When the show opened there was a lovely surprise when we were treated to a wonderful performance by The Zoe Thompson dancers, telling the story of the Opera in the form dance, all the dancers interpreted the excellent choreography expertly and beautifully. They were accompanied by the expert orchestra led by Musical Director John G Barry playing the overture, they performed at just the right level of sound for the show supporting the cast very well.

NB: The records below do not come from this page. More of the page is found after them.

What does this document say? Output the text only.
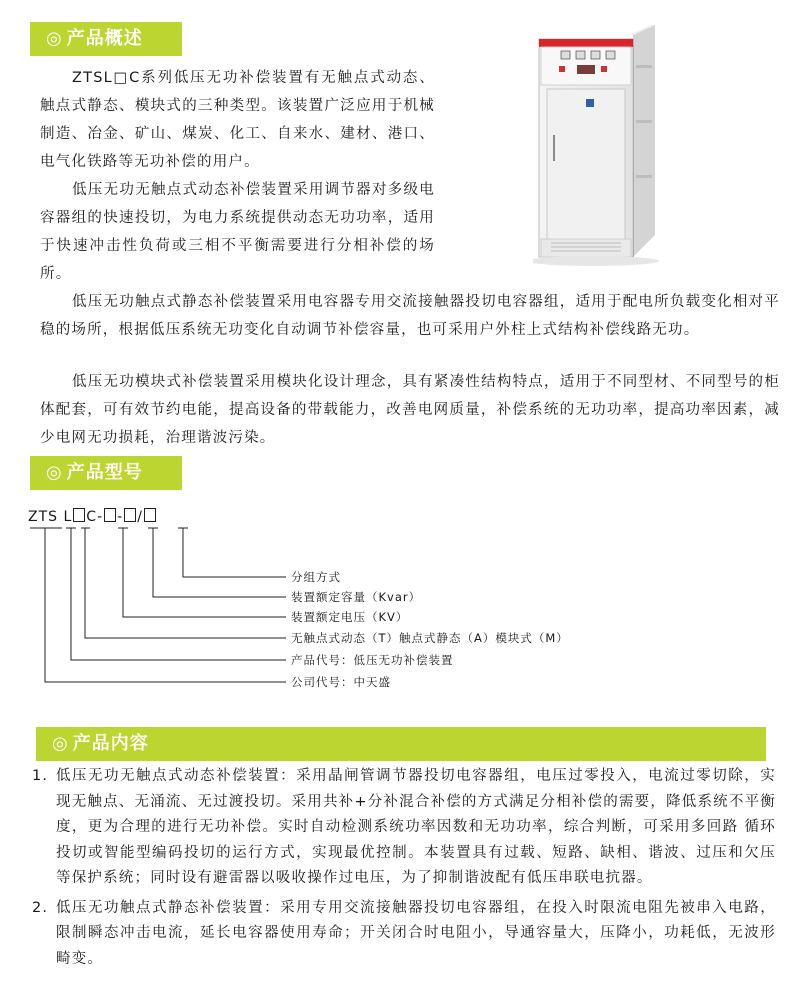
◎ 产品概述

ZTSL□C系列低压无功补偿装置有无触点式动态、触点式静态、模块式的三种类型。该装置广泛应用于机械制造、冶金、矿山、煤炭、化工、自来水、建材、港口、电气化铁路等无功补偿的用户。

低压无功无触点式动态补偿装置采用调节器对多级电容器组的快速投切，为电力系统提供动态无功功率，适用于快速冲击性负荷或三相不平衡需要进行分相补偿的场所。

低压无功触点式静态补偿装置采用电容器专用交流接触器投切电容器组，适用于配电所负载变化相对平稳的场所，根据低压系统无功变化自动调节补偿容量，也可采用户外柱上式结构补偿线路无功。

低压无功模块式补偿装置采用模块化设计理念，具有紧凑性结构特点，适用于不同型材、不同型号的柜体配套，可有效节约电能，提高设备的带载能力，改善电网质量，补偿系统的无功功率，提高功率因素，减少电网无功损耗，治理谐波污染。

◎ 产品型号
ZTS L C- - /
分组方式
装置额定容量（Kvar）
装置额定电压（KV）
无触点式动态（T）触点式静态（A）模块式（M）
产品代号：低压无功补偿装置
公司代号：中天盛
◎ 产品内容
1. 低压无功无触点式动态补偿装置：采用晶闸管调节器投切电容器组，电压过零投入，电流过零切除，实现无触点、无涌流、无过渡投切。采用共补+分补混合补偿的方式满足分相补偿的需要，降低系统不平衡度，更为合理的进行无功补偿。实时自动检测系统功率因数和无功功率，综合判断，可采用多回路 循环投切或智能型编码投切的运行方式，实现最优控制。本装置具有过载、短路、缺相、谐波、过压和欠压等保护系统；同时设有避雷器以吸收操作过电压，为了抑制谐波配有低压串联电抗器。
2. 低压无功触点式静态补偿装置：采用专用交流接触器投切电容器组，在投入时限流电阻先被串入电路，限制瞬态冲击电流，延长电容器使用寿命；开关闭合时电阻小，导通容量大，压降小，功耗低，无波形畸变。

Director David Slater as usual added some lovely innovative touches to the production and had gathered together an enthusiastic cast that resulted in a good comedic interpretation of this well-loved show. Everyone worked together as a team, to make this an enjoyable evening for the audience.The cast included Paul Cross who performed strongly and sang very well as Pirate Apprentice, and birthday boy Frederic, he was complemented nicely by Deborah Thew in the role of Mabel who looked the part and gave an excellent performance reaching the high notes with ease. David Seager played the Pirate King with lots of confidence and some swagger, while Tony Lewis was first-rate producing some lovely subtle comedy as Major General Stanley, making a very good job of“ I am the very Model of a Modern Major General”. Heather Nicholas produced a very enjoyable comedic performance as Ruth, Frederic’s nursemaid, I really liked her interpretation of this character and Craig Fletcher gave us a rather camp Samuel the Piratical Aide-de-camp which was an enjoyable comical twist to this role making it more prominent. Mick Dawson had just the right voice for the Sergeant of Police, who was supported by his fellow policemen and the roles of Edith and Kate were very nicely played by Kath Rand and Amy Bell. There was also another surprise towards the end of the show when we were treated to an appearance by Queen Victoria (Irene Kennedy).The chorus as a whole performed with lots of enthusiasm, supporting the principal cast well, but even though the women’s chorus was rather depleted, I have to say I was impressed that each of them played their part to the full. All the chorus appeared to be enjoying themselves which came across to the audience.and I have to say I really enjoyed “Hail Poetry”. Generally diction and projection were satisfactory, meaning the dialogue and sung words could be followed easily by the audience and the pace of the show was just right.
There were just two sets, one for each act which were well designed, effective and built by Eric Parkington. Costumes were just right and very colourful, they enhanced and brought authenticity to the production.
Congratulations to David Slater and all involved in bringing this very enjoyable production to the stage and thank you for making my friend and I welcome.